The time is now for the Students’ Association to be the students’ voice.
Many members of the student body agree that something is wrong with Chapel, but agreement ends there.
Some don’t like the idea of a possible grading scale for Chapel. Others don’t like break-out Chapels. Those who organized the alternate chapel Tuesday think students aren’t involved enough with the process. The Optimist and others have criticized its worship-only direction.
Some students even have the silly idea that disrespectful students shouldn’t be removed from Chapel.
All this disagreement reaches the ears of an administration that cannot seem to please everyone at any time between 11 and 11:30 a.m.
But the administration in McKinzie Hall needs to hear something from the student body that resembles something other than a shouting match.
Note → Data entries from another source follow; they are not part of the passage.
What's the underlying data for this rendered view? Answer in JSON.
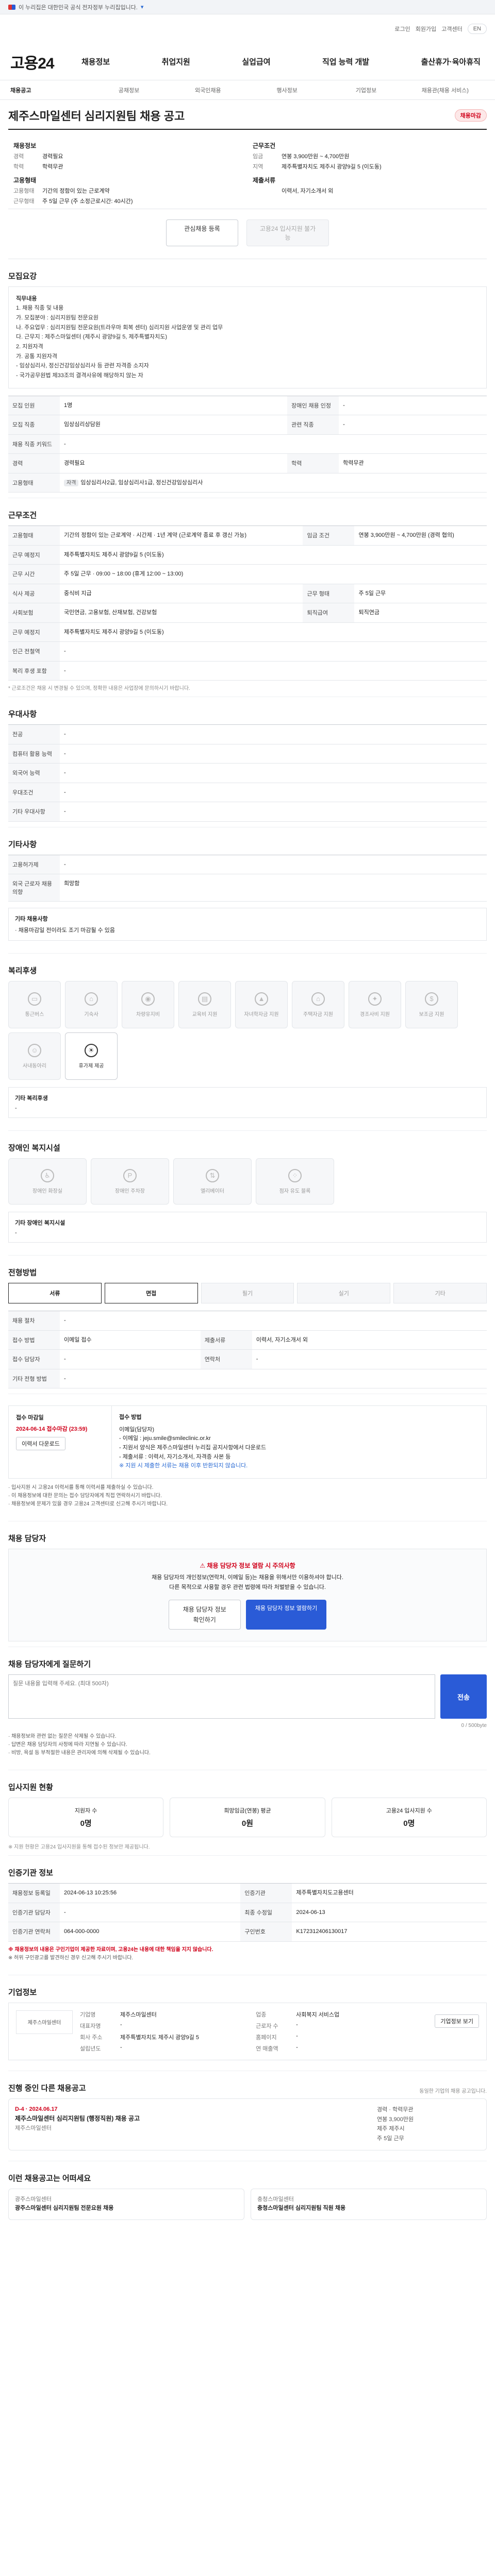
{
  "topbar": {
    "gov_text": "이 누리집은 대한민국 공식 전자정부 누리집입니다.",
    "check_link": "▾"
  },
  "util": {
    "items": [
      "로그인",
      "회원가입",
      "고객센터"
    ],
    "lang": "EN"
  },
  "gnb": {
    "logo": "고용24",
    "menu": [
      "채용정보",
      "취업지원",
      "실업급여",
      "직업 능력 개발",
      "출산휴가·육아휴직"
    ]
  },
  "subnav": [
    "채용공고",
    "공채정보",
    "외국인채용",
    "행사정보",
    "기업정보",
    "채용관(채용 서비스)"
  ],
  "job": {
    "title": "제주스마일센터 심리지원팀 채용 공고",
    "badge": "채용마감",
    "company_group": "채용정보",
    "company_rows": [
      {
        "k": "경력",
        "v": "경력필요"
      },
      {
        "k": "학력",
        "v": "학력무관"
      }
    ],
    "employ_group": "고용형태",
    "employ_rows": [
      {
        "k": "고용형태",
        "v": "기간의 정함이 있는 근로계약"
      },
      {
        "k": "근무형태",
        "v": "주 5일 근무 (주 소정근로시간: 40시간)"
      }
    ],
    "cond_group": "근무조건",
    "cond_rows": [
      {
        "k": "임금",
        "v": "연봉 3,900만원 ~ 4,700만원"
      },
      {
        "k": "지역",
        "v": "제주특별자치도 제주시 광양9길 5 (이도동)"
      }
    ],
    "deadline_group": "제출서류",
    "deadline_rows": [
      {
        "k": "",
        "v": "이력서, 자기소개서 외"
      }
    ],
    "btn_interest": "관심채용 등록",
    "btn_apply": "고용24 입사지원 불가능"
  },
  "recruit": {
    "heading": "모집요강",
    "desc_lines": [
      "직무내용",
      "1. 채용 직종 및 내용",
      " 가. 모집분야 : 심리지원팀 전문요원",
      " 나. 주요업무 : 심리지원팀 전문요원(트라우마 회복 센터) 심리지원 사업운영 및 관리 업무",
      " 다. 근무지 : 제주스마일센터 (제주시 광양9길 5, 제주특별자치도)",
      "2. 지원자격",
      " 가. 공통 지원자격",
      "  - 임상심리사, 정신건강임상심리사 등 관련 자격증 소지자",
      "  - 국가공무원법 제33조의 결격사유에 해당하지 않는 자"
    ],
    "rows": [
      {
        "k": "모집 인원",
        "v": "1명",
        "k2": "장애인 채용 인정",
        "v2": "-"
      },
      {
        "k": "모집 직종",
        "v": "임상심리상담원",
        "k2": "관련 직종",
        "v2": "-"
      },
      {
        "k": "채용 직종 키워드",
        "v": "-",
        "k2": "",
        "v2": ""
      },
      {
        "k": "경력",
        "v": "경력필요",
        "k2": "학력",
        "v2": "학력무관"
      },
      {
        "k": "고용형태",
        "v": "임상심리사2급, 임상심리사1급, 정신건강임상심리사",
        "k2": "",
        "v2": ""
      }
    ]
  },
  "work": {
    "heading": "근무조건",
    "rows": [
      {
        "k": "고용형태",
        "v": "기간의 정함이 있는 근로계약 · 시간제 · 1년 계약 (근로계약 종료 후 갱신 가능)",
        "k2": "임금 조건",
        "v2": "연봉 3,900만원 ~ 4,700만원 (경력 협의)"
      },
      {
        "k": "근무 예정지",
        "v": "제주특별자치도 제주시 광양9길 5 (이도동)",
        "k2": "",
        "v2": ""
      },
      {
        "k": "근무 시간",
        "v": "주 5일 근무 · 09:00 ~ 18:00 (휴게 12:00 ~ 13:00)",
        "k2": "",
        "v2": ""
      },
      {
        "k": "식사 제공",
        "v": "중식비 지급",
        "k2": "근무 형태",
        "v2": "주 5일 근무"
      },
      {
        "k": "사회보험",
        "v": "국민연금, 고용보험, 산재보험, 건강보험",
        "k2": "퇴직급여",
        "v2": "퇴직연금"
      },
      {
        "k": "근무 예정지",
        "v": "제주특별자치도 제주시 광양9길 5 (이도동)",
        "k2": "",
        "v2": ""
      },
      {
        "k": "인근 전철역",
        "v": "-",
        "k2": "",
        "v2": ""
      },
      {
        "k": "복리 후생 포함",
        "v": "-",
        "k2": "",
        "v2": ""
      }
    ],
    "note": "* 근로조건은 채용 시 변경될 수 있으며, 정확한 내용은 사업장에 문의하시기 바랍니다."
  },
  "prefer": {
    "heading": "우대사항",
    "rows": [
      {
        "k": "전공",
        "v": "-"
      },
      {
        "k": "컴퓨터 활용 능력",
        "v": "-"
      },
      {
        "k": "외국어 능력",
        "v": "-"
      },
      {
        "k": "우대조건",
        "v": "-"
      },
      {
        "k": "기타 우대사항",
        "v": "-"
      }
    ]
  },
  "etc": {
    "heading": "기타사항",
    "rows": [
      {
        "k": "고용허가제",
        "v": "-"
      },
      {
        "k": "외국 근로자 채용 의향",
        "v": "희망함"
      }
    ],
    "box_title": "기타 채용사항",
    "box_body": "· 채용마감일 전이라도 조기 마감될 수 있음"
  },
  "welfare": {
    "heading": "복리후생",
    "tiles": [
      "통근버스",
      "기숙사",
      "차량유지비",
      "교육비 지원",
      "자녀학자금 지원",
      "주택자금 지원",
      "경조사비 지원",
      "보조금 지원",
      "사내동아리",
      "휴가제 제공"
    ],
    "active_index": 9,
    "box_title": "기타 복리후생",
    "box_body": "-"
  },
  "disabled_welfare": {
    "heading": "장애인 복지시설",
    "tiles": [
      "장애인 화장실",
      "장애인 주차장",
      "엘리베이터",
      "점자 유도 블록"
    ],
    "box_title": "기타 장애인 복지시설",
    "box_body": "-"
  },
  "process": {
    "heading": "전형방법",
    "steps": [
      "서류",
      "면접",
      "필기",
      "실기",
      "기타"
    ],
    "active": [
      0,
      1
    ],
    "rows": [
      {
        "k": "채용 절차",
        "v": "-"
      },
      {
        "k": "접수 방법",
        "v": "이메일 접수",
        "k2": "제출서류",
        "v2": "이력서, 자기소개서 외"
      },
      {
        "k": "접수 담당자",
        "v": "-",
        "k2": "연락처",
        "v2": "-"
      },
      {
        "k": "기타 전형 방법",
        "v": "-",
        "k2": "",
        "v2": ""
      }
    ]
  },
  "apply": {
    "left_title": "접수 마감일",
    "left_deadline": "2024-06-14 접수마감 (23:59)",
    "left_btn": "이력서 다운로드",
    "right_title": "접수 방법",
    "right_lines": [
      "이메일(담당자)",
      "- 이메일 : jeju.smile@smileclinic.or.kr",
      "- 지원서 양식은 제주스마일센터 누리집 공지사항에서 다운로드",
      "- 제출서류 : 이력서, 자기소개서, 자격증 사본 등"
    ],
    "right_warn": "※ 지원 시 제출한 서류는 채용 이후 반환되지 않습니다.",
    "bullets": [
      "· 입사지원 시 고용24 이력서를 통해 이력서를 제출하실 수 있습니다.",
      "· 이 채용정보에 대한 문의는 접수 담당자에게 직접 연락하시기 바랍니다.",
      "· 채용정보에 문제가 있을 경우 고용24 고객센터로 신고해 주시기 바랍니다."
    ]
  },
  "contact": {
    "heading": "채용 담당자",
    "alert_title": "채용 담당자 정보 열람 시 주의사항",
    "alert_lines": [
      "채용 담당자의 개인정보(연락처, 이메일 등)는 채용을 위해서만 이용하셔야 합니다.",
      "다른 목적으로 사용할 경우 관련 법령에 따라 처벌받을 수 있습니다."
    ],
    "btn_view": "채용 담당자 정보 확인하기",
    "btn_agree": "채용 담당자 정보 열람하기"
  },
  "qa": {
    "heading": "채용 담당자에게 질문하기",
    "placeholder": "질문 내용을 입력해 주세요. (최대 500자)",
    "send": "전송",
    "count": "0 / 500byte",
    "notes": [
      "· 채용정보와 관련 없는 질문은 삭제될 수 있습니다.",
      "· 답변은 채용 담당자의 사정에 따라 지연될 수 있습니다.",
      "· 비방, 욕설 등 부적절한 내용은 관리자에 의해 삭제될 수 있습니다."
    ]
  },
  "status": {
    "heading": "입사지원 현황",
    "cards": [
      {
        "label": "지원자 수",
        "value": "0명"
      },
      {
        "label": "희망임금(연봉) 평균",
        "value": "0원"
      },
      {
        "label": "고용24 입사지원 수",
        "value": "0명"
      }
    ],
    "note": "※ 지원 현황은 고용24 입사지원을 통해 접수된 정보만 제공됩니다."
  },
  "info": {
    "heading": "인증기관 정보",
    "rows": [
      {
        "k": "채용정보 등록일",
        "v": "2024-06-13 10:25:56",
        "k2": "인증기관",
        "v2": "제주특별자치도고용센터"
      },
      {
        "k": "인증기관 담당자",
        "v": "-",
        "k2": "최종 수정일",
        "v2": "2024-06-13"
      },
      {
        "k": "인증기관 연락처",
        "v": "064-000-0000",
        "k2": "구인번호",
        "v2": "K172312406130017"
      }
    ],
    "notes": [
      "※ 채용정보의 내용은 구인기업이 제공한 자료이며, 고용24는 내용에 대한 책임을 지지 않습니다.",
      "※ 허위 구인광고를 발견하신 경우 신고해 주시기 바랍니다."
    ]
  },
  "corp": {
    "heading": "기업정보",
    "logo": "제주스마일센터",
    "rows": [
      {
        "k": "기업명",
        "v": "제주스마일센터",
        "k2": "업종",
        "v2": "사회복지 서비스업"
      },
      {
        "k": "대표자명",
        "v": "-",
        "k2": "근로자 수",
        "v2": "-"
      },
      {
        "k": "회사 주소",
        "v": "제주특별자치도 제주시 광양9길 5",
        "k2": "홈페이지",
        "v2": "-"
      },
      {
        "k": "설립년도",
        "v": "-",
        "k2": "연 매출액",
        "v2": "-"
      }
    ],
    "btn": "기업정보 보기"
  },
  "related": {
    "heading": "진행 중인 다른 채용공고",
    "sub": "동일한 기업의 채용 공고입니다.",
    "card_badge": "D-4 · 2024.06.17",
    "card_title": "제주스마일센터 심리지원팀 (행정직원) 채용 공고",
    "card_sub": "제주스마일센터",
    "side": [
      "경력 · 학력무관",
      "연봉 3,900만원",
      "제주 제주시",
      "주 5일 근무"
    ]
  },
  "recommend": {
    "heading": "이런 채용공고는 어떠세요",
    "cards": [
      {
        "title": "광주스마일센터 심리지원팀 전문요원 채용",
        "company": "광주스마일센터"
      },
      {
        "title": "충청스마일센터 심리지원팀 직원 채용",
        "company": "충청스마일센터"
      }
    ]
  }
}
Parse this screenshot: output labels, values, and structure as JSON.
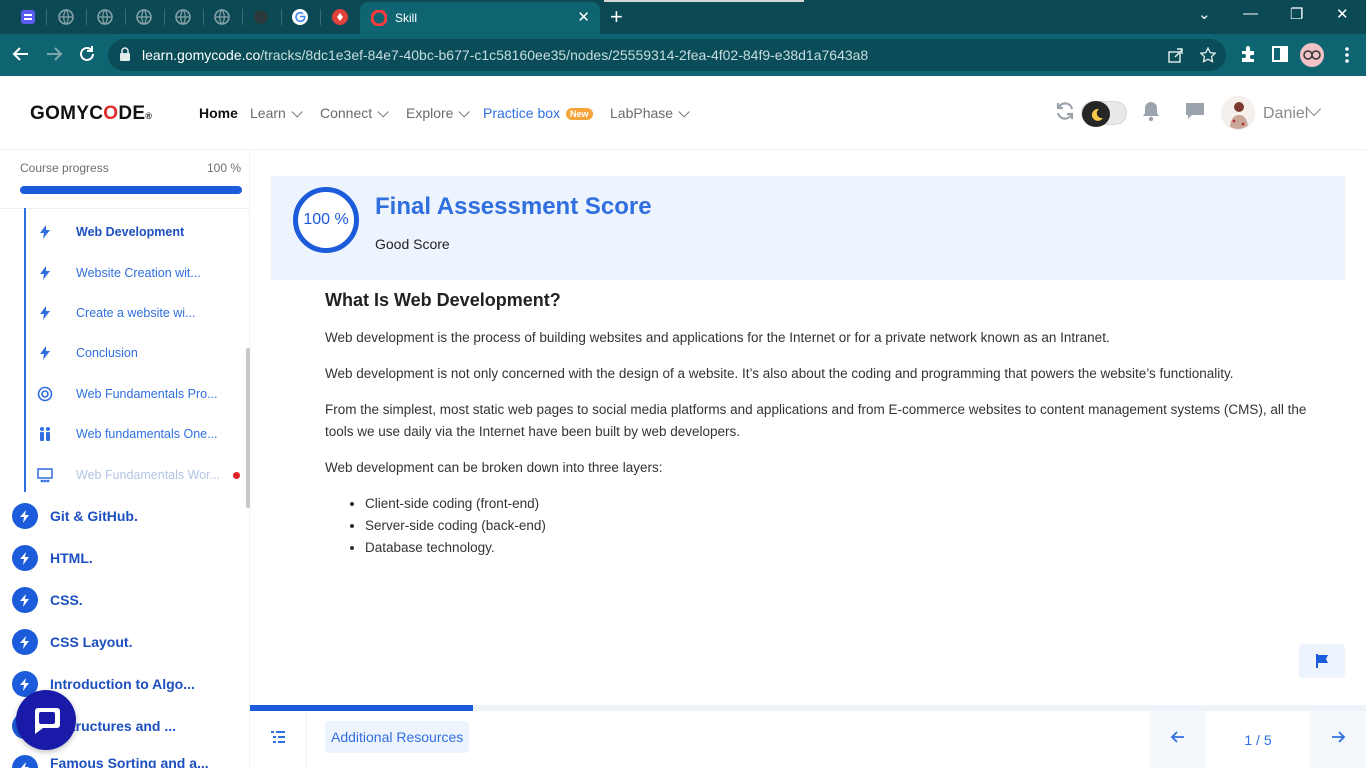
{
  "browser": {
    "active_tab_title": "Skill",
    "url_host": "learn.gomycode.co",
    "url_path": "/tracks/8dc1e3ef-84e7-40bc-b677-c1c58160ee35/nodes/25559314-2fea-4f02-84f9-e38d1a7643a8",
    "new_tab_symbol": "+",
    "close_symbol": "✕",
    "minimize_symbol": "—",
    "restore_symbol": "❐",
    "window_close_symbol": "✕",
    "tab_list_symbol": "⌄"
  },
  "header": {
    "logo_pre": "GOMYC",
    "logo_o": "O",
    "logo_post": "DE",
    "logo_reg": "®",
    "nav": {
      "home": "Home",
      "learn": "Learn",
      "connect": "Connect",
      "explore": "Explore",
      "practice": "Practice box",
      "practice_badge": "New",
      "labphase": "LabPhase"
    },
    "user_name": "Daniel"
  },
  "sidebar": {
    "progress_label": "Course progress",
    "progress_value": "100 %",
    "progress_fraction": 1.0,
    "sub_items": [
      {
        "label": "Web Development",
        "icon": "bolt-icon"
      },
      {
        "label": "Website Creation wit...",
        "icon": "bolt-icon"
      },
      {
        "label": "Create a website wi...",
        "icon": "bolt-icon"
      },
      {
        "label": "Conclusion",
        "icon": "bolt-icon"
      },
      {
        "label": "Web Fundamentals Pro...",
        "icon": "target-icon"
      },
      {
        "label": "Web fundamentals One...",
        "icon": "people-icon"
      },
      {
        "label": "Web Fundamentals Wor...",
        "icon": "workshop-icon"
      }
    ],
    "modules": [
      {
        "label": "Git & GitHub."
      },
      {
        "label": "HTML."
      },
      {
        "label": "CSS."
      },
      {
        "label": "CSS Layout."
      },
      {
        "label": "Introduction to Algo..."
      },
      {
        "label": "a Structures and ..."
      },
      {
        "label": "Famous Sorting and a..."
      }
    ]
  },
  "score": {
    "percent": "100 %",
    "title": "Final Assessment Score",
    "subtitle": "Good Score"
  },
  "article": {
    "heading": "What Is Web Development?",
    "paragraphs": [
      "Web development is the process of building websites and applications for the Internet or for a private network known as an Intranet.",
      "Web development is not only concerned with the design of a website. It’s also about the coding and programming that powers the website’s functionality.",
      "From the simplest, most static web pages to social media platforms and applications and from E-commerce websites to content management systems (CMS), all the tools we use daily via the Internet have been built by web developers.",
      "Web development can be broken down into three layers:"
    ],
    "bullets": [
      "Client-side coding (front-end)",
      "Server-side coding (back-end)",
      "Database technology."
    ]
  },
  "bottom": {
    "resources_label": "Additional Resources",
    "page_indicator": "1 / 5",
    "page_progress_fraction": 0.2
  },
  "colors": {
    "primary": "#1c5bd9",
    "link": "#2f6fdf",
    "browser_frame": "#0b4a55",
    "browser_toolbar": "#0f6472"
  }
}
And that’s why SA is in a prime position to enhance its image and reputation with the student body.
In a week, SA will discuss a Chapel bill, the wording of which will be determined by survey results collected by the Constituant Relations Committee this week and next. The student body is in need of a leader to filter the Chapel debate into a cogent, coherent argument that is presentable to the administration.
This bill could make SA such a leader. A task force on Chapel already exists in SA, and for weeks, it and Congress have remained silent as the student body debates. That silence must end.
Instead, SA must make a strong stand advocating for the students. The students don’t like Chapel, and something needs to be done about that.
But what don’t the students like, and what change would be best?
Those are the questions SA must answer next week, and those are the answers the administration must hear this semester.
If SA does this, it will prove itself a competent leader able to effectively speak for the students. Congress’ own reputation is in its members hands, and the time for action is slipping away.